I'm surprised that this hasn't been mentioned yet, but ASP.NET MVC natively supports X-HTTP-Method-Override and has been doing so from at least version 2. There's no need to write custom code to handle this.
It work in the following way:
Inside AcceptVerbsAttribute (also proxied by [HttpPut], [HttpPost], etc), there's an IsValidForRequest method. Inside that method, it checks with Request.GetHttpMethodOverride(), which returns the proper overriden HTTP method with the following conditions:
Overriding is only supported in POST requests. All others are ignored.
If the X-HTTP-Method-Override value is GET or POST, it's ignored. This makes sense, as you'd never need to override with these values.

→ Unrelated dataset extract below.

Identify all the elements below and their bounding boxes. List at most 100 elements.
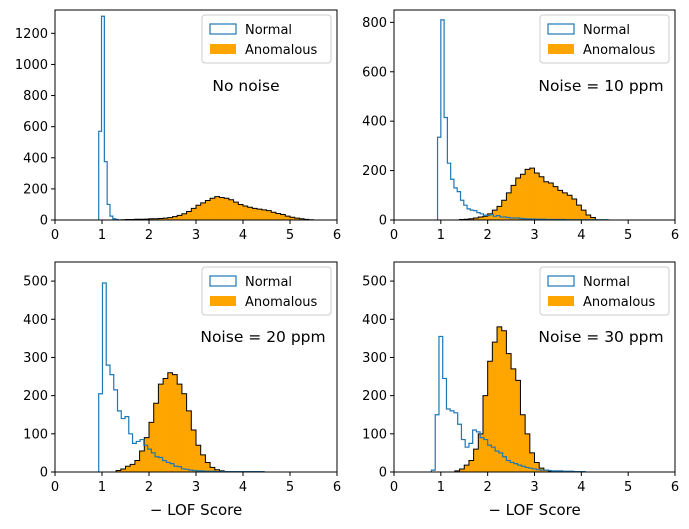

It looks for X-HTTP-Method-Override in the following places in this priority:
1) HTTP Header
2) Form Body
3) Query String
If you're really curious, here's how GetHttpMethodOverride() looks (from MVC 3's source code):
public static class HttpRequestExtensions {
internal const string XHttpMethodOverrideKey = "X-HTTP-Method-Override";
public static string GetHttpMethodOverride(this HttpRequestBase request) {
if (request == null) {
throw new ArgumentNullException("request");
}
string incomingVerb = request.HttpMethod;
if (!String.Equals(incomingVerb, "POST", StringComparison.OrdinalIgnoreCase)) {
return incomingVerb;
}
string verbOverride = null;
string headerOverrideValue = request.Headers[XHttpMethodOverrideKey];
if (!String.IsNullOrEmpty(headerOverrideValue)) {
verbOverride = headerOverrideValue;
}
else {
string formOverrideValue = request.Form[XHttpMethodOverrideKey];
if (!String.IsNullOrEmpty(formOverrideValue)) {
verbOverride = formOverrideValue;
}
else {
string queryStringOverrideValue = request.QueryString[XHttpMethodOverrideKey];
if (!String.IsNullOrEmpty(queryStringOverrideValue)) {
verbOverride = queryStringOverrideValue;
}
}
}
if (verbOverride != null) {
if (!String.Equals(verbOverride, "GET", StringComparison.OrdinalIgnoreCase) &&
!String.Equals(verbOverride, "POST", StringComparison.OrdinalIgnoreCase)) {
incomingVerb = verbOverride;
}
}
return incomingVerb;
}
}
Have you looked at Simply Restful Routing? It already does this.
Edited Feb 2010 to add: Method overrides are built into MVC 2.
The X-HTTP-Method-Override is a custom header and most likely isn't supported by your web container.
Are you calling this from a web page? If so, you should probably use XmlHttpRequest with DELETE (or whatever verb you want). Better yet, use a JS framework to do the heavy lifting for you.
You could create an ActionFilter that implements OnActionExecuting, which fires before the controller action is invoked. You could then interrogate the request headers, and redirect based on the value of the X-HTTP-Method-Override header, when present.